In my testing, I have found the following scenarios:

units = 0 No issues
units = 1; Xdensity or Ydensity is zero No issues
units = 1; Xdensity or Ydensity is 1 Displays as a very narrow image
units = 1; Xdensity != Ydensity Displays stretched or distorted
units = 1; Xdensity == Ydensity, value is > 100 May display tiny (image DPI is > screen DPI of 96)

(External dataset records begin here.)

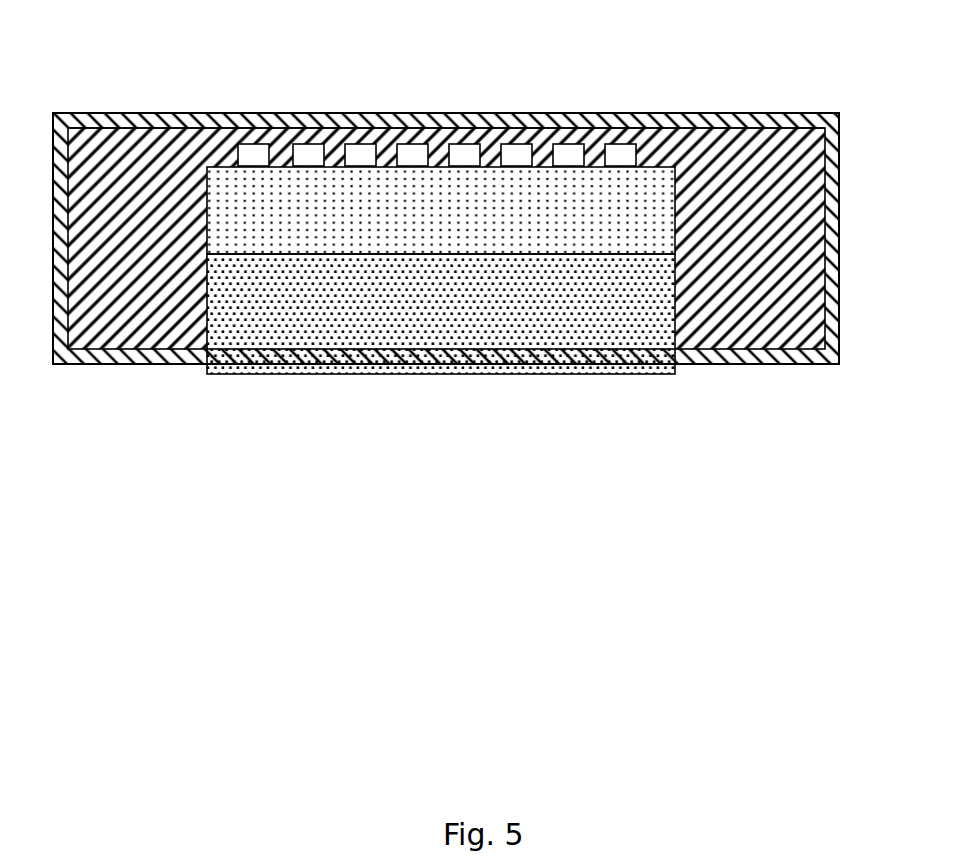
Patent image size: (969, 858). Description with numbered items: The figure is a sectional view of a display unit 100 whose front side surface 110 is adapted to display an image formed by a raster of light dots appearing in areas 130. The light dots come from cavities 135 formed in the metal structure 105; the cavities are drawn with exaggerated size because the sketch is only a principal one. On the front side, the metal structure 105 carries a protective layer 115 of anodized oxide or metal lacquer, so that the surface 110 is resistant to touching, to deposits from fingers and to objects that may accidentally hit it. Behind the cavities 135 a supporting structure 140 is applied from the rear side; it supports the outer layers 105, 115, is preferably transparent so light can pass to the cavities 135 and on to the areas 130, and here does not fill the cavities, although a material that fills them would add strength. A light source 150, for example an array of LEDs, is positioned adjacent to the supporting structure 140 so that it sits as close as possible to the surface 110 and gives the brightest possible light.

The display unit 100 is at (114, 93).
The metal structure 105 is at (730, 318).
The surface 110 is at (708, 113).
The protective layer 115 is at (191, 115).
The areas 130 is at (518, 113).
The cavities 135 is at (508, 152).
The supporting structure 140 is at (377, 228).
The light source 150 is at (570, 340).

Annoyingly, various tools which might easily identify an image's DPI settings, do a poor job. Specifically, Windows Explorer never shows the two values, only the one "valid" value. The identify program (part of ImageMagick) also fails to provide useful data, even in -verbose mode.

So I wrote my own. The code below is the guts of the "is this a problem image" test:

const int READ_SIZE = 32;
byte[] bom = new byte[READ_SIZE];

using (FileStream fileStream = File.OpenRead(afile))
{
	fileStream.Read(bom, 0, READ_SIZE);
	for (int i = 0; i < READ_SIZE - 4; i++)
	{
		// search for 'JFIF' signature
		if (bom[i] != 'J' || bom[i + 1] != 'F' || 
		    bom[i + 2] != 'I' || bom[i + 3] != 'F') 
			continue;

		// found it.
		int units = bom[i + 7];
		int xd = bom[i + 8] * 256 + bom[i + 9];
		int yd = bom[i + 10] * 256 + bom[i + 11];
		if (units == 0) // zero for units appears not to be a problem
			break; // don't search any further
		if (xd != yd)
		{
			if (xd == 1 || yd == 1)
				Console.WriteLine("Thin image: {0} ({3}:{1}x{2})", afile, xd, yd, units);
			else if (yd != 0) // zero for ydensity appears not to be a problem
				Console.WriteLine("Stretch image: {0} ({3}:{1}x{2})", afile, xd, yd, units);
		}

		break; // don't look any further [at least one image with two JFIF signatures...]
	}

For the rest of the code, see my JFIF_Scanner repository. It doesn't identify images where the DPI is way out of whack compared to the screen DPI of 96.

How many 'problem' images did I have? 637 "thin" images (width of 1 pixel) and 407 "stretched" images - X and Y DPI values out of sync. Out of ... 473,000+ jpeg files.